So. Times are bad. Crime is up.
There have been, to my knowledge, five laptops stolen out of the library this semester. All of those were reported as having been left unattended. It is very easy to pick up a laptop, shove it in a backpack and walk out the door. The staff have no way of stopping anyone—we don’t check everybody’s bags, and if we did, we wouldn’t know who had their own laptop, who had borrowed a friend’s with permission, and who was a thief.
You may be asking yourself, Why would someone walk away from a laptop lying on a desk? Well, it’s a fair question. Some of the reported incidents have involved bathroom breaks (or so was the claim); I have talked to people who seemed to think that it was tremendously inconvenient to gather up their things and shlep them over to the bathroom (or to one of our lockers, which require a quarter for deposit). I actually understand this. Most of the time that somebody walks away from their stuff, they walk back after five minutes to find it untouched. I would be willing to guess that happens nineteen times out of twenty. That’s pretty good odds.
Unless, of course, you don’t want to have your laptop stolen. In that case, the odds stink.
As library employees, we have to figure out how to deal with the people who figure that their odds are good. That is, every few hours, a library employee will spot a neglected laptop. We don’t have a real policy for this, not a properly published policy. What we generally do is hang around for a bit waiting for the owner to come back, at which point we inform the laptop owner that five laptops have been stolen out of the library this semester, and that his could well have been the sixth. The student expresses chagrin and the employee goes back to the desk and gripes to co-workers, who shake their heads. This is about as effective in dealing with the problem as the four-dozen signs we posted.
I believe, by the way, that there are professionals hanging around the library, particularly on evenings and weekends, mingling with the students and keeping their eyes open for opportunities. If this is not the case, then laptop fencing must not be very lucrative, as it certainly appears to be an obvious niche if there’s money in it. But it is possible that it is students doing the thieving for their own benefit.
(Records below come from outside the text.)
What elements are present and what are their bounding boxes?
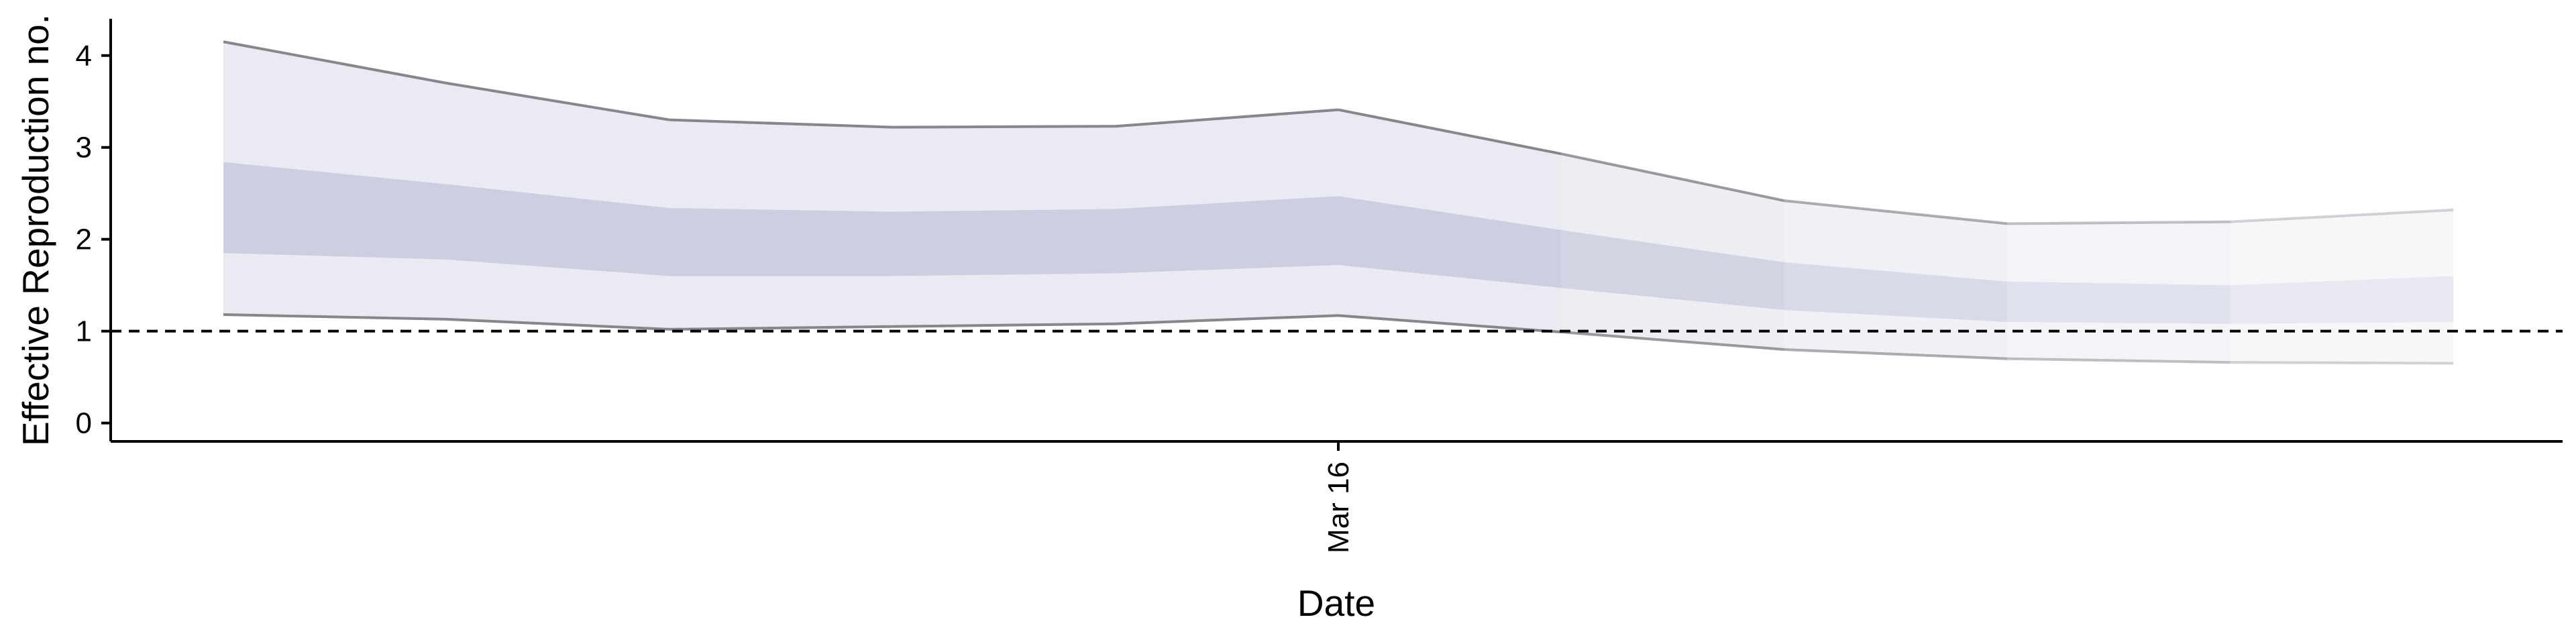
lower-bound-line-segment	[1115, 314, 1339, 325]
y-axis-ticks: 0 1 2 3 4	[76, 40, 111, 440]
outer-band-segment	[2230, 209, 2453, 364]
lower-bound-line-segment	[446, 317, 669, 331]
inner-band-segment	[2007, 281, 2231, 324]
upper-bound-line-segment	[223, 40, 447, 85]
inner-band-segment	[1338, 196, 1562, 288]
inner-band-segment	[892, 209, 1116, 276]
upper-bound-line-segment	[1560, 152, 1785, 203]
inner-band-segment	[446, 184, 669, 276]
lower-bound-line-segment	[2007, 357, 2231, 364]
upper-bound-line-segment	[1115, 108, 1339, 128]
y-tick-label: 0	[76, 407, 92, 440]
x-axis-title: Date	[1297, 582, 1375, 624]
lower-bound-line-segment	[1561, 331, 1784, 352]
lower-bound-line-segment	[1784, 348, 2008, 360]
lower-bound-line-segment	[2230, 361, 2454, 365]
y-tick-label: 3	[76, 131, 92, 164]
lower-bound-line-segment	[669, 325, 893, 331]
upper-bound-line-segment	[669, 118, 893, 129]
upper-bound-line-segment	[2007, 220, 2231, 225]
interval-outlines	[223, 40, 2454, 365]
credible-interval-bands	[223, 42, 2453, 364]
y-axis-title: Effective Reproduction no.	[15, 14, 56, 446]
inner-band-segment	[1561, 230, 1784, 311]
x-tick-label: Mar 16	[1322, 462, 1355, 553]
lower-bound-line-segment	[1338, 314, 1562, 334]
inner-band-segment	[1115, 196, 1338, 274]
x-axis-ticks: Mar 16	[1322, 441, 1355, 553]
upper-bound-line-segment	[1338, 108, 1562, 156]
inner-band-segment	[669, 208, 893, 276]
y-tick-label: 4	[76, 40, 92, 72]
upper-bound-line-segment	[446, 81, 670, 121]
lower-bound-line-segment	[892, 322, 1116, 328]
inner-band-segment	[2230, 276, 2453, 324]
outer-band-segment	[2007, 221, 2231, 363]
upper-bound-line-segment	[2230, 208, 2454, 223]
upper-bound-line-segment	[892, 125, 1116, 129]
lower-bound-line-segment	[223, 313, 447, 321]
y-tick-label: 2	[76, 223, 92, 256]
inner-band-segment	[1784, 262, 2008, 322]
inner-band-segment	[223, 162, 447, 260]
y-tick-label: 1	[76, 315, 92, 348]
upper-bound-line-segment	[1784, 199, 2008, 225]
There is disagreement in amongst the staff about the theft of the X-Box from the Collaboration Pod; there are people who feel that the unit is most likely sitting in a dorm room, a replacement for a busted one, and there are people who feel that the unit was traded by a student for drugs or drug money, and those who agree with YHB that a professional took the thing to his fence. No evidence, of course, just a difference in worldview. I should say that the students who work at the desk tend to the idea that the thieves are other students, which might carry some observational weight.
At any rate, whether the laptops are being taken by students or outsiders, we would like it to stop. And we aren’t sure how to go about instilling more caution in our patrons (which is the best and easiest first step). Some of us feel that when we come across a laptop alone, we should take it to the circ desk, leaving behind a message that we have taken protective custody. The drawbacks of this plan are obvious, but the benefits might possibly outweigh them. I don’t know. I would think that would be the likeliest to spread via anecdote—a fellow who sees a message left on top of his laptop might not tell anyone, after all, even if his own actions are altered in future. And we won’t reach everyone individually, so we need to rely on social changes. On the other hand, I work at the circ desk, and I really really don’t want to be the one to whom the student applies for the safe return of their property. Particularly not as we get toward the end of the semester, when tempers are short.
I don’t really have a solution, nor do I expect GRs to come up with one (although, yes, it would be lovely). I’m just griping, because people are stupid and other people are dishonest, and the combination can really ruin my workday.